I largely agree with you, but the problem ends up being when you have some braindead person in your GRC role who persistently fails to grok the scale of the operation...or doggedly insist that you prove negatives.

Example: Some idiot person we have in IT insists that a control for proving lack of user admin access should be to screenshot the userlist w/ group permissions of every single server in our operation.
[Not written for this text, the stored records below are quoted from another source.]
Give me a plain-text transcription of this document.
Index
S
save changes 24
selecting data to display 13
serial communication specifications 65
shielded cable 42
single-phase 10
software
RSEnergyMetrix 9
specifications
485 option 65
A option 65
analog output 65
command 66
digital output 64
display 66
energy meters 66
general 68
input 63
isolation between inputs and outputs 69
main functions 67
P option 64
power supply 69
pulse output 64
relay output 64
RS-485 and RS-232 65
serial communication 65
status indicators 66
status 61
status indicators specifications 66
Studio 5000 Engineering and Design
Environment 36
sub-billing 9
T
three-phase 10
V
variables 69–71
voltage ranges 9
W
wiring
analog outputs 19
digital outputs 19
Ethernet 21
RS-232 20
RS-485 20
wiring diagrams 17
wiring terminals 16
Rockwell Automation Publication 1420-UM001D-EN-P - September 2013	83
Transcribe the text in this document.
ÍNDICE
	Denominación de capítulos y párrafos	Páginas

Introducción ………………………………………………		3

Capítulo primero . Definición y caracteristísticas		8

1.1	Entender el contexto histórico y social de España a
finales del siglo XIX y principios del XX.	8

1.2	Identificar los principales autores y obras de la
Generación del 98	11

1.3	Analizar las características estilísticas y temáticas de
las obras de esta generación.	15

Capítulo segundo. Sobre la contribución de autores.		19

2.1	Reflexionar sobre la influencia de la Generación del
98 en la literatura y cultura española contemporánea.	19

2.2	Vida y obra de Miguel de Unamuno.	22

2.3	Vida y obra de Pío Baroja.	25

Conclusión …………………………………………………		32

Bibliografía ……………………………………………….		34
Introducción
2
Idiot IT person doesn't realize that we're at n*10^5 servers and still fails to understand how braindead his request is when you explain it to him.

A lot of people now persue the IT security industry itself without having any shred of experience managing computer systems, then confidently wade out into industry claiming to be experts.

[dsfyu404ed]

Which kind of begs the question why pro-compliance people don't work to weed out what are effectively the white collar equivalent of clipboard warriors within their ranks since they reflect so poorly on and cause headache for the people who actually know anything.

[durnygbur]

"I used to be a lawyer but now work in IT", "I'm reporting and escalating your non cooperativeness right now"

[busterarm]

I've seen a lot of exodus professions into tech but thankfully after 20 years, I haven't seen many lawyers yet. Very few have the personality for it.

Give me all of the hungry musicians that you can find though, they're great systems-thinkers.

[sokoloff]

The “proof via a series of tedious screenshots” method of audit is absolutely infuriating. Please bring on the 10x auditors…

[busterarm]

When you don't know what you're doing, dazzle them with bullshit.

Best part of the story above is that in our system there are no human users that can access a live system. And proof of that is insufficient because the IT person isn't familiar with the practice.

[lasereyes136]

> When you don't know what you're doing, dazzle them with bullshit.

100% because most people don't know what makes good security so it is easy to get them to mistake volume with quality.

[mianos]

Then they printed those screenshots out to be bound into a thick report to be presented the board. (Not where I am but in a previous employer. Still makes me laugh).